INCIDENCIA Y PREVALENCIA:

La HSA supone del 6 al 8% de todas las enfermedades vasculares cerebrales agudas, aunque su importancia radica en que afecta a pacientes de menor edad en general que el ictus isquémico y tiene una elevada morbi-mortalidad. Su incidencia no ha cambiado significativamente en los últimos años. Se han introducido nuevos métodos terapéuticos y cada vez más se usan protocolos que parecen haber mejorado la mortalidad general de esta enfermedad en las últimas décadas. La hemorragia subaracnoidea aneurismática (HSA), es una enfermedad frecuente y potencialmente curable, si bien la morbimortalidad, considerada globalmente, es elevada. Hasta el 12% de los pacientes que la sufren no son adecuadamente diagnosticados o mueren antes de llegar al hospital, y alrededor del 30% de los pacientes que llegan vivos al hospital fallecen en los primeros días. Además, la morbilidad es significativa en el 50% de los supervivientes[7]. La mortalidad hospitalaria en nuestro país es similar a la descrita en estudios internacionales siendo del 26%. La incidencia de la HSA ha permanecido prácticamente estable a lo largo de los últimos 30 años, al contrario que otros tipos de accidentes cerebrovasculares.
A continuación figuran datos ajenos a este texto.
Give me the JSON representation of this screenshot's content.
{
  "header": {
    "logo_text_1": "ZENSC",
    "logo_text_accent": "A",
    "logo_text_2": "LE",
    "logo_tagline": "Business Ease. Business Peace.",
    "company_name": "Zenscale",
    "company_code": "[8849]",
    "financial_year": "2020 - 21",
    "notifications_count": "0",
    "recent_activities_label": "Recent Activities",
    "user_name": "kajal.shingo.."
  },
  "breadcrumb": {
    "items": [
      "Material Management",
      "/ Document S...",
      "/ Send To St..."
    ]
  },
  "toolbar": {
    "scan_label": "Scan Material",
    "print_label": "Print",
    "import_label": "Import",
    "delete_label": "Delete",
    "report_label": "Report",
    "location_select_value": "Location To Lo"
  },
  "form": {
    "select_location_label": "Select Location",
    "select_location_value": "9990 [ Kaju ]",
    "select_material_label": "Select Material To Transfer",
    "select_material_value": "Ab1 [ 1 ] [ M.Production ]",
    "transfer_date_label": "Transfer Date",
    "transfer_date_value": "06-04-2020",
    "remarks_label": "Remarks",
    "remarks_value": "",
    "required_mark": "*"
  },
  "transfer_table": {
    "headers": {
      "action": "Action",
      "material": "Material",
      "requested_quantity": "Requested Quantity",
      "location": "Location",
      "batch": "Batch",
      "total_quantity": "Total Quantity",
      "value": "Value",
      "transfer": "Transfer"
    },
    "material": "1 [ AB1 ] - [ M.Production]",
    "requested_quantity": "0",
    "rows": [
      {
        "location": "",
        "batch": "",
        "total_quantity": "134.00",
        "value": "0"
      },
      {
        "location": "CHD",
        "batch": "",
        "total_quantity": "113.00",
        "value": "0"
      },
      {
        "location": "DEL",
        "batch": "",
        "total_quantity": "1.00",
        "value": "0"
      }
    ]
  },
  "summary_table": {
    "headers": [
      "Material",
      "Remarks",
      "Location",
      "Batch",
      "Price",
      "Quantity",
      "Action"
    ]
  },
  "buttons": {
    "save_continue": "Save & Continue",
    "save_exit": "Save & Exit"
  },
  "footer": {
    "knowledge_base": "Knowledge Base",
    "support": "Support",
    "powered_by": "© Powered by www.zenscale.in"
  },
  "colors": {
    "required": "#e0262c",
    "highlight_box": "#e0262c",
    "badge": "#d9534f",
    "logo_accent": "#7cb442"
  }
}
La edad de presentación más frecuente en la HSA es alrededor de los 55 años, aumentando la incidencia al aumentar la edad. En los estudios epidemiológicos analizados, se aprecia una mayor incidencia (entre 1.6 y 4.5 veces) en mujeres sobre todo a partir de los 55 años. En nuestro medio, al no existir un registro centralizado, es imposible conocer los datos exactos de la incidencia y prevalencia de HSA[9].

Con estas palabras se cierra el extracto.